Accidents involving a driverless car pose many challenges, including determining liability. Investigators must determine whether the accident was caused by a negligent driver or faulty technology. An autonomous vehicle has a complex system of technology that includes many components often made by multiple manufacturers. There could be many parties investigated to determine liability. The driverless cars themselves could actually aid in these investigations due to advanced technological components providing ample crash evidence, including speed tracking and video footage. This technology could very well bring newfound clarity to auto accident cases by providing detailed documentation of the accident.
Investigating the Accident
The National Transportation Safety Board (NTSB) is investigating the fatal Arizona accident to determine if the safety driver and/or vehicle could have detected the pedestrian.
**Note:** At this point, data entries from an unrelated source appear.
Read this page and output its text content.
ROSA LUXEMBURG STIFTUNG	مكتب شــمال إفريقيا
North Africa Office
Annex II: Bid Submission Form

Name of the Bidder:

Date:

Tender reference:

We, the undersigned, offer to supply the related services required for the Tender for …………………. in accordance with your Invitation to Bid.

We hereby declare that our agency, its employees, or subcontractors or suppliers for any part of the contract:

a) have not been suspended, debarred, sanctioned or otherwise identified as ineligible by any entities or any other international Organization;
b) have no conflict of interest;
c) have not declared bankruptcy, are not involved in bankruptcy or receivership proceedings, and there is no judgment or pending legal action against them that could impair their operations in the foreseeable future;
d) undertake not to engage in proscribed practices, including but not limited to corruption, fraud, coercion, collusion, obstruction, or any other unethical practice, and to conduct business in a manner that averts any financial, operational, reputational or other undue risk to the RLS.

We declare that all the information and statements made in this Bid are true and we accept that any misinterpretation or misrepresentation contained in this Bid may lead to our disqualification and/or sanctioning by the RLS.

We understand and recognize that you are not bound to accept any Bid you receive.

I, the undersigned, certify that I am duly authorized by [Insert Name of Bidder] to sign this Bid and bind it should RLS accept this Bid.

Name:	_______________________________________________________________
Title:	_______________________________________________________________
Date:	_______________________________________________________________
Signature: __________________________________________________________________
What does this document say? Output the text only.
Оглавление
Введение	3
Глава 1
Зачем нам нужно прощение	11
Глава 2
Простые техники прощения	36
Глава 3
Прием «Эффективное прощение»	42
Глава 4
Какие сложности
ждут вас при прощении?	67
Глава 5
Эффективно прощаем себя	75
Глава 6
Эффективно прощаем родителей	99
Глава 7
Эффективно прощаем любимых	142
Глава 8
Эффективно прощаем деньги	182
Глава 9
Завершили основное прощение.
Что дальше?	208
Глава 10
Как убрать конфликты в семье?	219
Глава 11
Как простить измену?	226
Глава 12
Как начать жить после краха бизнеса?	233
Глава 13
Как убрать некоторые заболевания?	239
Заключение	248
They will look at several components, including the Volvo involved, the site of the accident, video data from the driverless car’s sensors and computer, and information about the Uber safety driver and victim. NTSB will release a detailed report with its findings in the coming months.
NTSB’s report will go a long way toward helping determine liability for the accident. If the accident was caused by a failure of any of the many products comprising the driverless technology, the manufacturers of those products could be held liable.